Libero dai furori esistenziali che ne avevano segnato il percorso nei tre, ponderosi romanzi cui è legato il suo status di grande personaggio americano, Frank registra, con gli occhi e attraverso l’ascolto, la vita che lo circonda, e nel frattempo riflette con distaccato acume sulla propria condizione di uomo che ha saputo, o dovuto, ridurre al minimo aspirazioni e inquietudini, trasformandosi in una voce per ciechi, in una penna per reduci, nel tranquillo abitante di un universo suburbano che ha perso la sua aura da piccolo paradiso anni cinquanta ma che rimane comunque, forse, il migliore dei mondi possibili. Se in questo processo di sottrazione e condensamento si mascheri una raggiunta maturità o un cinismo venato di amarezza, resta in buona parte al lettore stabilirlo. Ford procede per mezzi toni, si prende tutto il tempo che gli occorre per dare voce al suo meditabondo protagonista. Se nel suo precedente romanzo, il bellissimo Canada, aveva innescato una potente riflessione sull’inconoscibilità del mondo e la conseguente impossibilità della tragedia, sceglie ora i toni di una commedia quieta, di un dramma costantemente stemperato e corretto dall’ironica bonomia che è la cifra ultima di Frank Bascombe. E decidendo di trasformare il suo everyman in un ascoltatore filosofo, che commenta il mondo attraverso i racconti degli altri, prende definitivamente le distanze da quello che molta critica, probabilmente a torto, ha considerato il modello cui si sarebbe ispirato per il suo elogio della medietà: lo Harry «Rabbit» Angstrom della tetralogia di Coniglio, capolavoro di John Updike.

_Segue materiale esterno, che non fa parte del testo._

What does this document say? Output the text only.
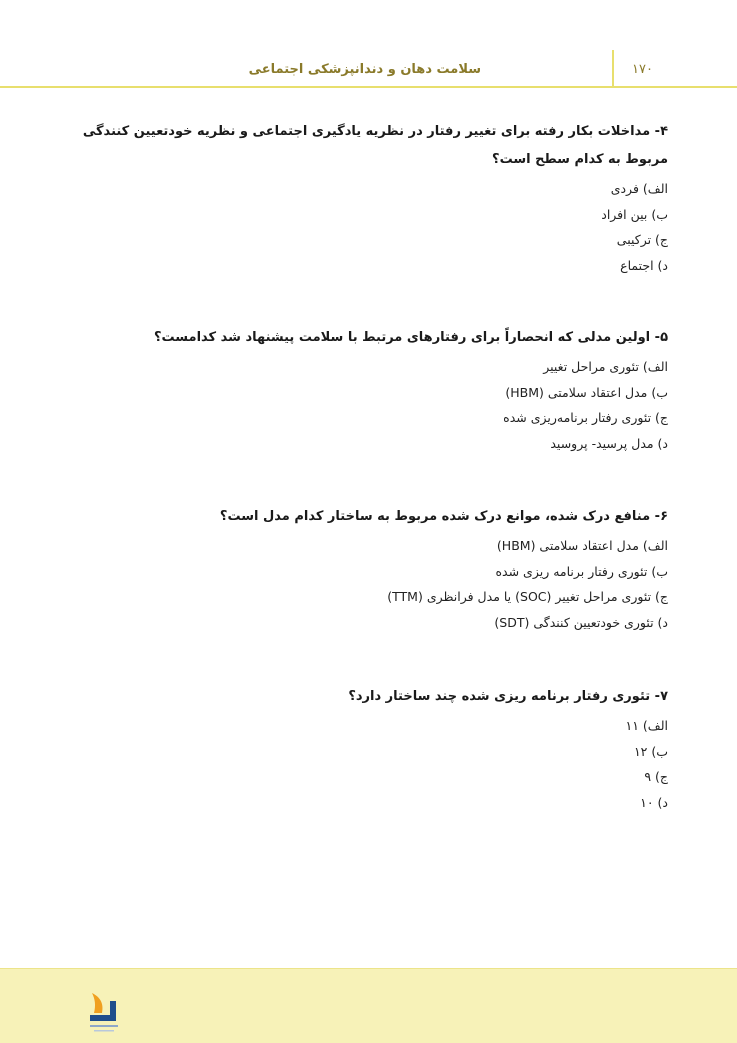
سلامت دهان و دندانپزشکی اجتماعی	۱۷۰

۴- مداخلات بکار رفته برای تغییر رفتار در نظریه یادگیری اجتماعی و نظریه خودتعیین کنندگی مربوط به کدام سطح است؟

الف) فردی
ب) بین افراد
ج) ترکیبی
د) اجتماع

۵- اولین مدلی که انحصاراً برای رفتارهای مرتبط با سلامت پیشنهاد شد کدامست؟

الف) تئوری مراحل تغییر
ب) مدل اعتقاد سلامتی (HBM)
ج) تئوری رفتار برنامه‌ریزی شده
د) مدل پرسید- پروسید

۶- منافع درک شده، موانع درک شده مربوط به ساختار کدام مدل است؟

الف) مدل اعتقاد سلامتی (HBM)
ب) تئوری رفتار برنامه ریزی شده
ج) تئوری مراحل تغییر (SOC) یا مدل فرانظری (TTM)
د) تئوری خودتعیین کنندگی (SDT)

۷- تئوری رفتار برنامه ریزی شده چند ساختار دارد؟

الف) ۱۱
ب) ۱۲
ج) ۹
د) ۱۰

Depurato di ogni desiderio o pulsione, ma non dell’esigenza di capire il mondo e abbracciarlo per procura, Frank Bascombe sembra ora più simile all’altro, grande personaggio seriale del romanzo americano contemporaneo: il Nathan Zuckerman di Philip Roth, anche lui sopravvissuto a un cancro alla prostata e anche lui divenuto, da protagonista diretto dei propri romanzi, testimone di vicende esemplari ed esploratore (Pastorale americana, La macchia umana) dei paradossi, delle disillusioni e dei sogni perduti di un paese intero.